For example, if the migration object chooses to migrate db1.table1 to the target, and an onlineDDL is performed on db1.table1 on the source database during the process, the data of db1.table1 on the target database will be inconsistent with the source database.
It should be noted that the way some database management tools initiate DDL is performed by using lock-free mutation by default.
Migration is a short-term behavior. To avoid unnecessary troubles, it is recommended not to perform DDL operations during the migration process.
-
BinLog retention hours
The incrementally migrating process of data transmission relies on the BinLog of the source database.
It is recommended to extend the BinLog retention hours to avoid a long-term interruption and the situation that the BinLog of the source database is cleared during recovery, resulting in the migration not being resumed.
For example, in AWS RDS, connect to the database and run the command below:
# View configuration
# Input:
call mysql.rds_show_configuration;
# Output: Pay attention to the BinLog retention hours.
+------------------------+-------+-----------------------------------------------------------------------------------------------------------+
| name | value | description |
+------------------------+-------+-----------------------------------------------------------------------------------------------------------+
| binlog retention hours | 8 | binlog retention hours specifies the duration in hours before binary logs are automatically deleted. |
| source delay | 0 | source delay specifies replication delay in seconds between current instance and its master. |
| target delay | 0 | target delay specifies replication delay in seconds between current instance and its future read-replica. |
+------------------------+-------+-----------------------------------------------------------------------------------------------------------+
# Adjust the retention hours to 72 hours
# Input:
call mysql.rds_set_configuration('binlog retention hours', 72);
Steps:
-
Create a Replication Instance for migration.
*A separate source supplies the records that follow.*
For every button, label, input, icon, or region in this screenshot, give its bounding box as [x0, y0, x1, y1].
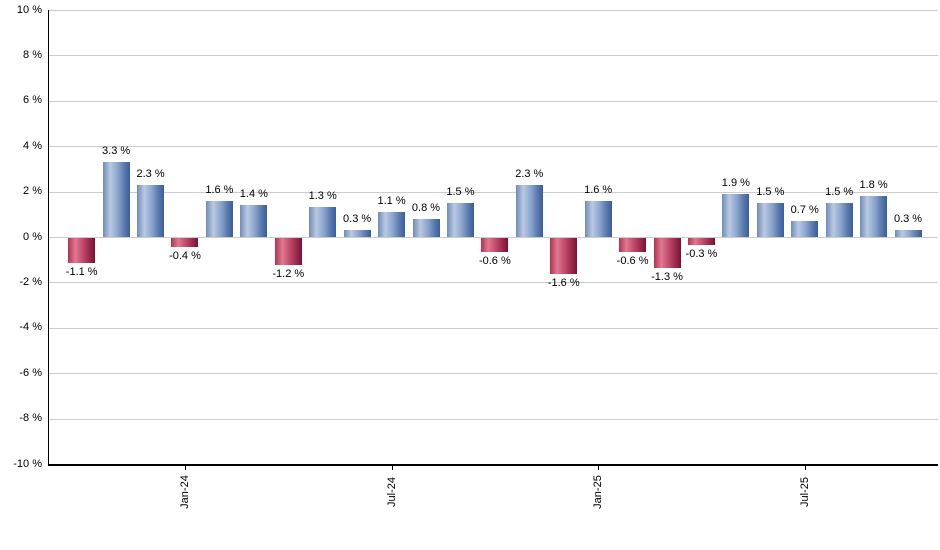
bar-aug-24 — [412, 218, 440, 237]
gridline — [48, 100, 938, 102]
bar-value-label: 0.7 % — [790, 204, 819, 217]
y-axis-tick-label: 6 % — [23, 94, 42, 107]
bar-may-24 — [309, 207, 337, 237]
y-axis-tick-label: -8 % — [19, 412, 42, 425]
gridline — [48, 10, 938, 11]
y-axis-tick-label: -10 % — [13, 457, 42, 470]
bar-value-label: 2.3 % — [136, 167, 165, 180]
bar-value-label: -0.4 % — [169, 250, 201, 263]
gridline — [48, 373, 938, 375]
gridline — [48, 237, 938, 238]
bar-jun-25 — [756, 202, 784, 237]
bar-value-label: 1.4 % — [239, 188, 268, 201]
bar-value-label: -0.6 % — [616, 254, 649, 267]
bar-value-label: 1.5 % — [446, 185, 475, 198]
bar-value-label: 1.6 % — [584, 183, 613, 196]
bar-value-label: -1.6 % — [547, 277, 580, 290]
bar-mar-25 — [653, 238, 681, 268]
bar-value-label: 1.5 % — [825, 185, 854, 198]
bar-value-label: 0.3 % — [343, 213, 372, 226]
x-axis-line — [48, 464, 938, 466]
bar-value-label: -0.3 % — [685, 247, 718, 260]
gridline — [48, 418, 938, 420]
y-axis-tick-label: -6 % — [19, 366, 42, 379]
x-axis-tick — [804, 466, 806, 470]
gridline — [48, 282, 938, 284]
bar-feb-25 — [619, 238, 647, 252]
y-axis-tick-label: 2 % — [23, 185, 42, 198]
bar-jul-25 — [791, 221, 819, 237]
y-axis-tick-label: -2 % — [19, 275, 42, 288]
bar-mar-24 — [240, 205, 268, 237]
bar-jul-24 — [378, 212, 406, 237]
y-axis-tick-label: 0 % — [23, 230, 42, 243]
bar-nov-23 — [102, 162, 130, 237]
bar-value-label: 0.3 % — [893, 213, 923, 226]
bar-value-label: -1.3 % — [651, 270, 683, 283]
bar-dec-24 — [550, 238, 578, 275]
bar-apr-25 — [687, 238, 715, 245]
bar-value-label: -1.1 % — [65, 265, 98, 278]
bar-aug-25 — [825, 202, 853, 237]
bar-jan-25 — [584, 200, 612, 237]
bar-oct-25 — [894, 230, 922, 237]
x-axis-tick — [184, 466, 186, 470]
y-axis-tick-label: 8 % — [23, 48, 42, 61]
bar-oct-23 — [68, 238, 96, 263]
bar-value-label: -0.6 % — [478, 254, 511, 267]
bar-value-label: 1.6 % — [205, 183, 234, 196]
gridline — [48, 55, 938, 57]
bar-may-25 — [722, 193, 750, 237]
bar-value-label: 1.9 % — [721, 176, 750, 189]
bar-sep-24 — [446, 202, 474, 237]
bar-value-label: 1.5 % — [756, 185, 785, 198]
bar-apr-24 — [274, 238, 302, 266]
gridline — [48, 146, 938, 148]
bar-value-label: 1.1 % — [377, 195, 406, 208]
x-axis-tick — [391, 466, 393, 470]
gridline — [48, 327, 938, 329]
bar-nov-24 — [515, 184, 543, 237]
bar-value-label: 1.8 % — [859, 179, 888, 192]
bar-dec-23 — [137, 184, 165, 237]
y-axis-line — [48, 10, 49, 464]
bar-value-label: 2.3 % — [515, 167, 544, 180]
bar-jun-24 — [343, 230, 371, 237]
x-axis-tick-label: Jan-24 — [178, 475, 191, 509]
bar-value-label: 0.8 % — [411, 201, 441, 214]
y-axis-tick-label: -4 % — [19, 321, 42, 334]
bar-feb-24 — [205, 200, 233, 237]
bar-sep-25 — [860, 196, 888, 237]
gridline — [48, 191, 938, 193]
x-axis-tick — [598, 466, 600, 470]
y-axis-tick-label: 4 % — [23, 139, 42, 152]
bar-value-label: 1.3 % — [308, 190, 337, 203]
x-axis-tick-label: Jul-25 — [798, 477, 811, 507]
x-axis-tick-label: Jan-25 — [592, 475, 605, 509]
bar-jan-24 — [171, 238, 199, 248]
x-axis-tick-label: Jul-24 — [385, 477, 398, 507]
bar-value-label: 3.3 % — [102, 145, 131, 158]
bar-value-label: -1.2 % — [272, 268, 305, 281]
bar-oct-24 — [481, 238, 509, 252]
y-axis-tick-label: 10 % — [16, 3, 42, 16]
Go to DMS -> Replication Instance and click Create replication instance.
cautionSelect the VPC that you have configured in EKS.
-
Create endpoints.
Go to DMS -> Endpoints and click Create endpoint.
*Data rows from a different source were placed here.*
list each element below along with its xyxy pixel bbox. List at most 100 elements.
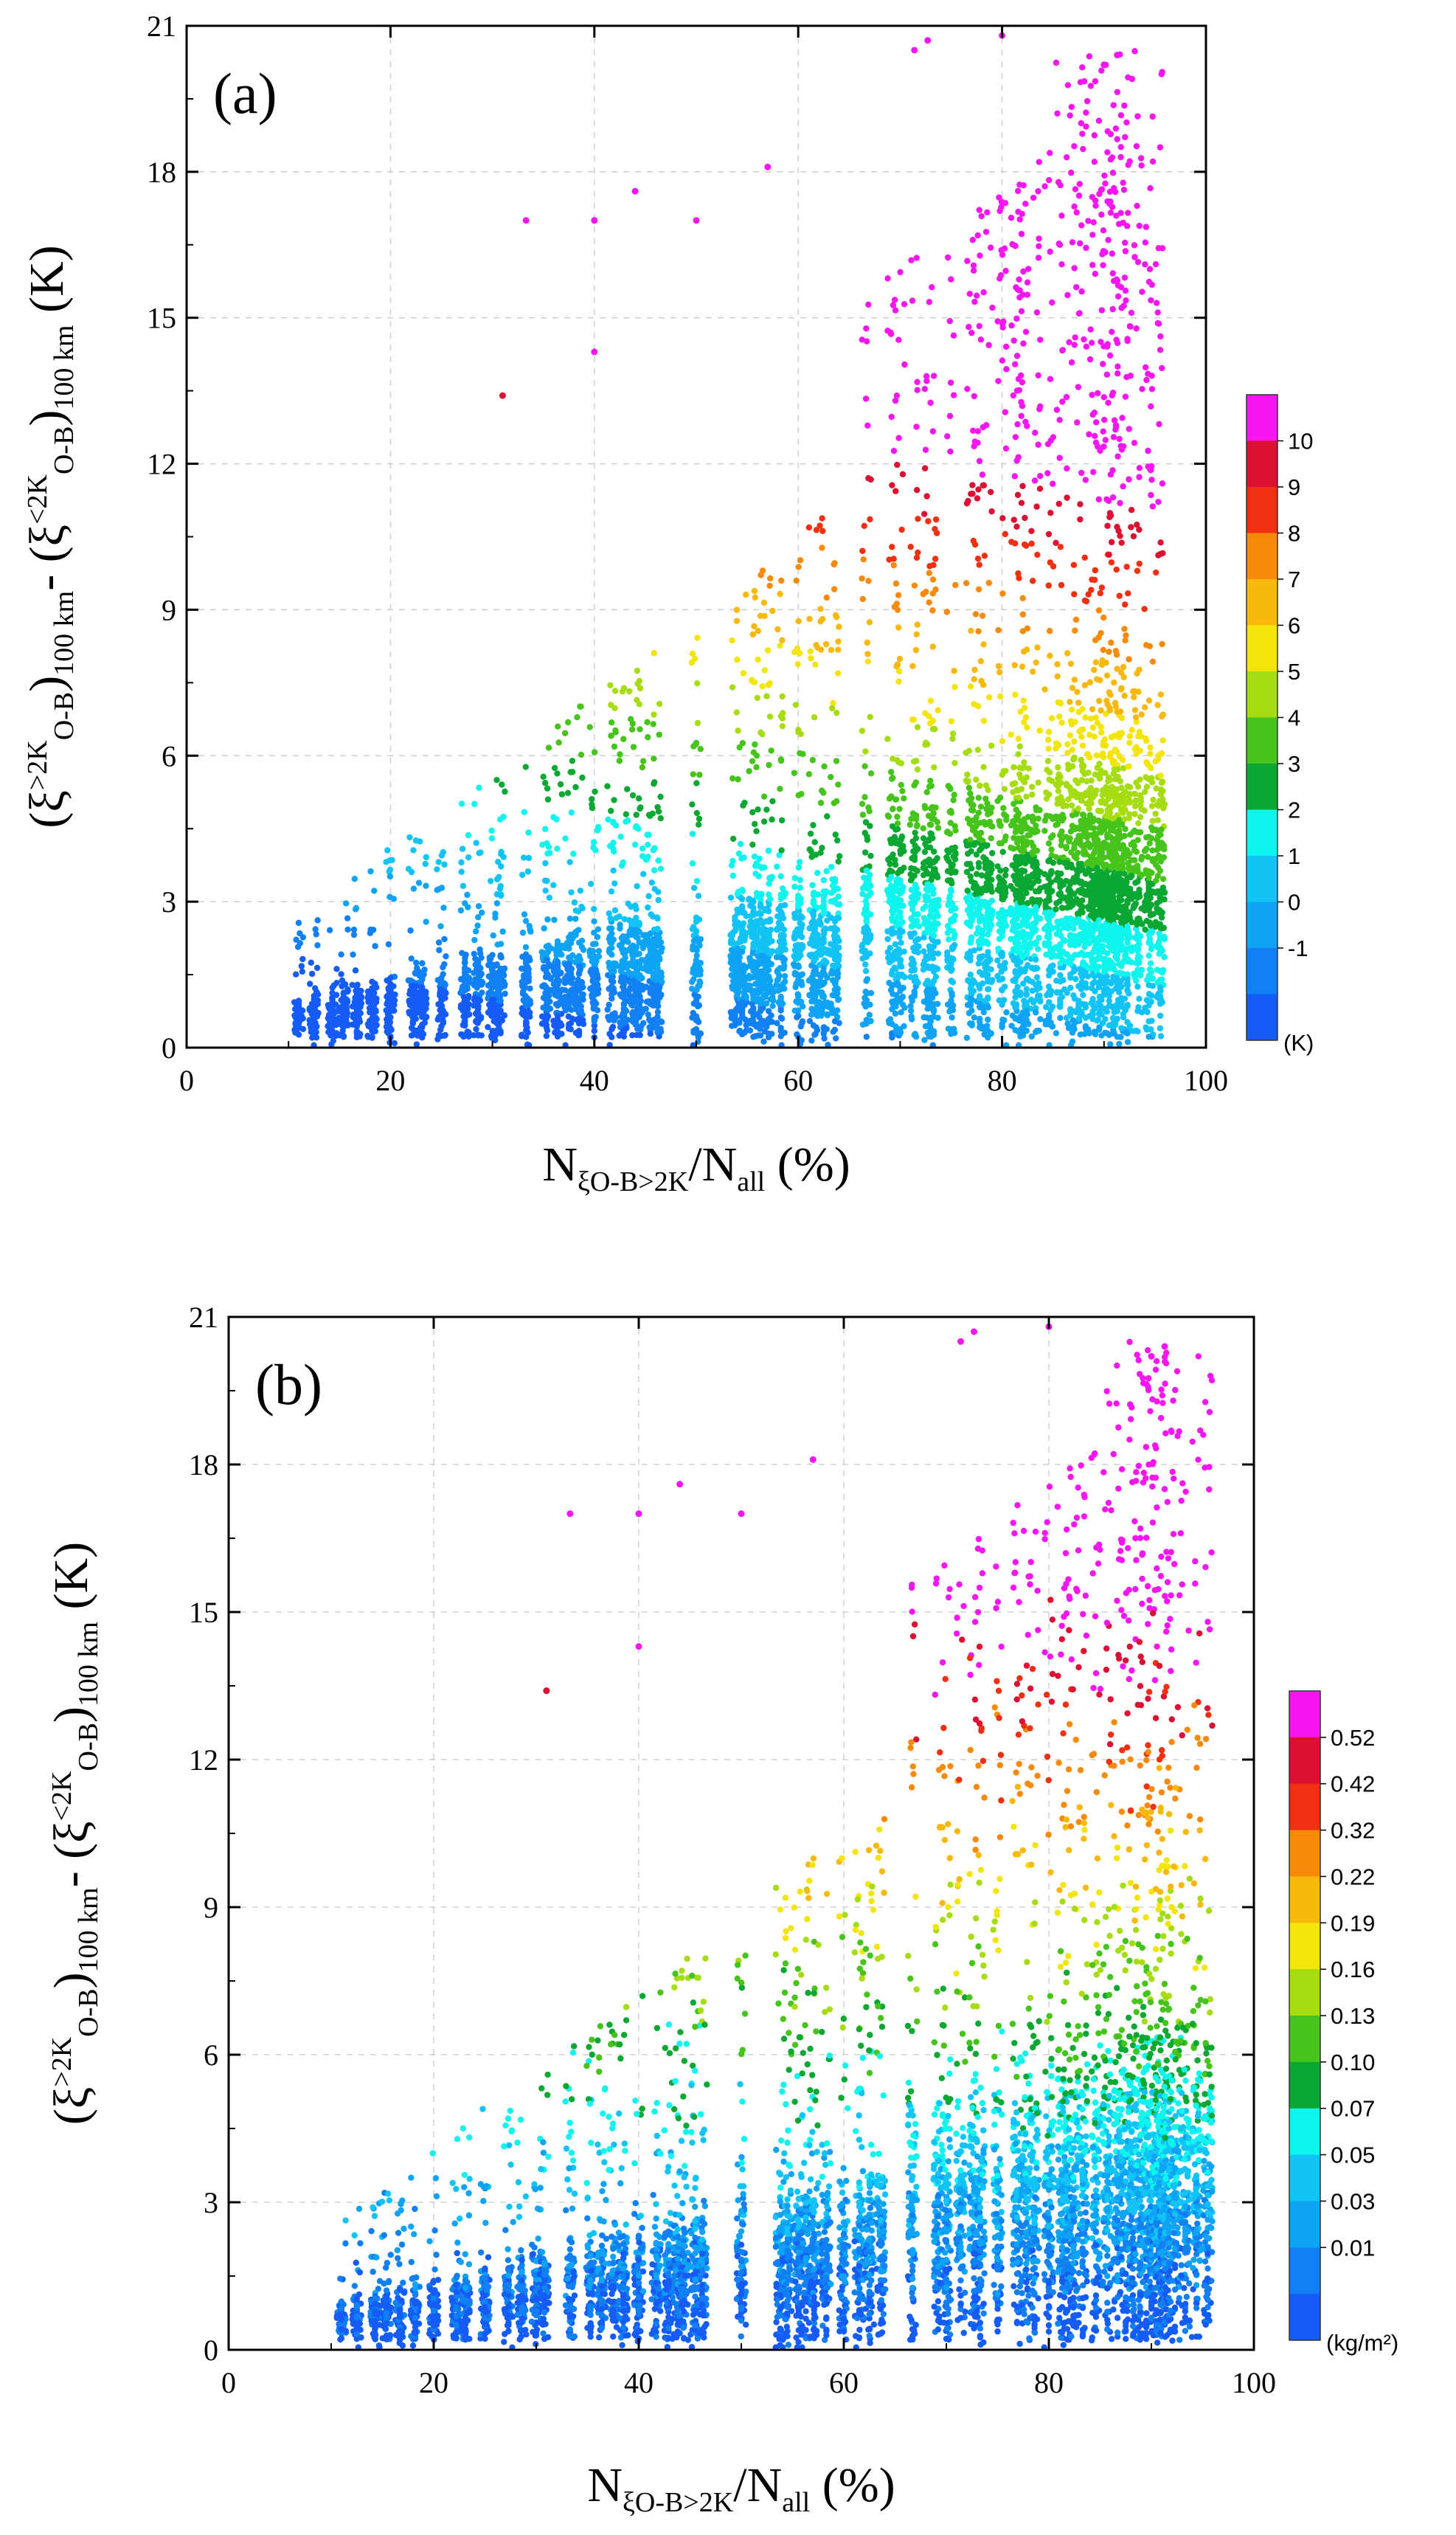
data-point <box>645 893 652 899</box>
data-point <box>642 1006 649 1012</box>
data-point <box>620 685 628 691</box>
data-point <box>729 872 737 879</box>
data-point <box>892 488 899 494</box>
data-point <box>985 952 991 959</box>
data-point <box>629 792 637 799</box>
data-point <box>791 770 798 776</box>
data-point <box>831 1009 839 1017</box>
data-point <box>462 986 468 994</box>
data-point <box>1019 818 1025 826</box>
data-point <box>1024 724 1030 731</box>
data-point <box>765 950 772 956</box>
data-point <box>295 1031 302 1038</box>
data-point <box>438 1032 445 1040</box>
data-point <box>753 764 760 771</box>
data-point <box>967 896 974 902</box>
data-point <box>562 835 569 842</box>
data-point <box>636 939 642 946</box>
data-point <box>1018 308 1025 315</box>
data-point <box>932 556 939 562</box>
data-point <box>656 731 662 738</box>
data-point <box>608 925 615 932</box>
data-point <box>1002 409 1009 415</box>
data-point <box>490 932 496 939</box>
data-point <box>554 972 561 979</box>
data-point <box>914 387 921 393</box>
data-point <box>689 801 696 808</box>
data-point <box>976 905 983 912</box>
data-point <box>552 982 559 989</box>
data-point <box>884 812 891 819</box>
data-point <box>694 719 701 727</box>
data-point <box>914 378 921 386</box>
data-point <box>909 663 916 670</box>
data-point <box>983 806 990 812</box>
data-point <box>985 916 991 923</box>
data-point <box>695 893 702 899</box>
data-point <box>967 919 974 925</box>
data-point <box>575 1031 583 1039</box>
data-point <box>930 1013 937 1020</box>
data-point <box>499 781 505 788</box>
data-point <box>999 1000 1005 1007</box>
data-point <box>589 941 597 948</box>
data-point <box>999 771 1006 778</box>
data-point <box>1030 194 1037 201</box>
data-point <box>575 955 583 961</box>
data-point <box>884 328 891 334</box>
data-point <box>1002 960 1008 966</box>
data-point <box>1023 1008 1030 1014</box>
data-point <box>946 412 954 420</box>
data-point <box>971 676 977 682</box>
data-point <box>982 843 990 849</box>
data-point <box>609 965 615 972</box>
data-point <box>554 770 561 777</box>
data-point <box>575 927 582 933</box>
data-point <box>982 885 990 891</box>
data-point <box>654 964 661 972</box>
data-point <box>779 693 786 700</box>
data-point <box>1008 539 1015 545</box>
data-point <box>988 850 996 857</box>
data-point <box>611 907 619 914</box>
data-point <box>951 760 958 767</box>
data-point <box>889 482 895 488</box>
data-point <box>911 978 918 984</box>
data-point <box>387 996 394 1003</box>
data-point <box>970 267 977 274</box>
data-point <box>995 663 1002 670</box>
data-point <box>810 936 817 944</box>
data-point <box>760 864 768 871</box>
data-point <box>611 688 619 694</box>
data-point <box>645 904 651 911</box>
data-point <box>932 525 938 533</box>
data-point <box>760 818 768 825</box>
data-point <box>340 999 347 1006</box>
data-point <box>884 275 891 282</box>
data-point <box>974 495 981 502</box>
data-point <box>1008 215 1015 221</box>
data-point <box>594 933 601 941</box>
data-point <box>999 1023 1005 1030</box>
data-point <box>441 936 448 943</box>
data-point <box>975 586 982 592</box>
data-point <box>755 961 761 969</box>
data-point <box>413 1041 420 1048</box>
data-point <box>901 361 908 368</box>
data-point <box>964 850 971 857</box>
data-point <box>988 921 995 928</box>
data-point <box>688 978 696 986</box>
data-point <box>760 793 768 800</box>
data-point <box>746 975 753 982</box>
data-point <box>579 994 586 1001</box>
data-point <box>969 482 976 488</box>
data-point <box>795 941 802 948</box>
data-point <box>929 428 937 435</box>
data-point <box>475 903 482 910</box>
data-point <box>755 873 762 879</box>
data-point <box>948 978 954 984</box>
data-point <box>654 1014 661 1020</box>
data-point <box>766 582 773 589</box>
data-point <box>985 941 991 947</box>
data-point <box>633 914 639 921</box>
Create the source endpoint and target endpoint respectively. If the target endpoint is the RDS instance, check Select RDS DB instance to configure it.
After configuration, specify a replication instance to test the connection.
-
Create migration tasks.
Click Create task and configure the task according to the instructions.
Pay attention to the following parameters.
-
Migration Type
AWS DMS provides three migration types:
- Migrate existing data: AWS DMS migrates only your existing data. Changes to your source data aren’t captured and applied to your target.
- Migrate existing data and replicate ongoing changes: AWS DMS migrates both existing data and ongoing data changes, i.e. the existing data before the migration task and the data changes during the migration task will be synchronized to the target instance.
- Replicate data changes only: AWS DMS only migrates the ongoing data changes. If you select this type, you can use CDC start mode for source transactions to specify a location and migrate the data changes. For this tutorial, select Migrate existing data and replicate ongoing changes.
-
Target table preparation mode
The target table preparation mode specifies the initial mode of the data structure. You can click the Info link beside the options to view the definition of each mode. For example, if ApeCloud MySQL is a newly created empty instance, you can select Do nothing mode.
In addition, create a database on ApeCloud MySQL before migration because AWS DMS does not create a database.
-
Turn on validation
It is recommended to enable this function.
-
Batch-optimized apply
It is recommended to enable this function as this function enables you to write target instances in batch and can improve the write speed.
-
Full load tuning settings: Maximum number of tables to load in parallel
This number decides how many concurrencies DMS uses to get source table data. Theoretically speaking, this can cause pressure on the source table during the full-load migration. Lower this number when the business in the source table is delicate.
-
Table Mapping
Table mapping decides which tables in the database are used for migration and can also apply easy conversions. It is recommended to enable Wizard mode to configure this parameter.
-
-
Start the migration task.
Switch applications
Before you start
- Make sure DMS migration tasks run normally. If you perform a validation task, make sure the results are as expected.
- To differentiate conversation and improve data security, it is recommended to create and authorize a database account solely for migration.
- It is recommended to switch applications during business off-peak hours because for safety concerns during the switching process, it is necessary to stop business write.
Steps:
-
Make sure the transmission task runs normally.
Pay attention to Status, Last updated in Table statistics, and CDC latency target in CloudWatch metrics.
You can also refer to this document to verify the migration task.
-
Pause business and prohibit new business write in the source database.
-
Verify the transmission task status again to make sure the task runs normally and the running status lasts at least 1 minute.
Refer to step 1 above to observe whether the link is normal and whether latency exists.
-
Use the target database to resume business.
-
Verify the migration with business.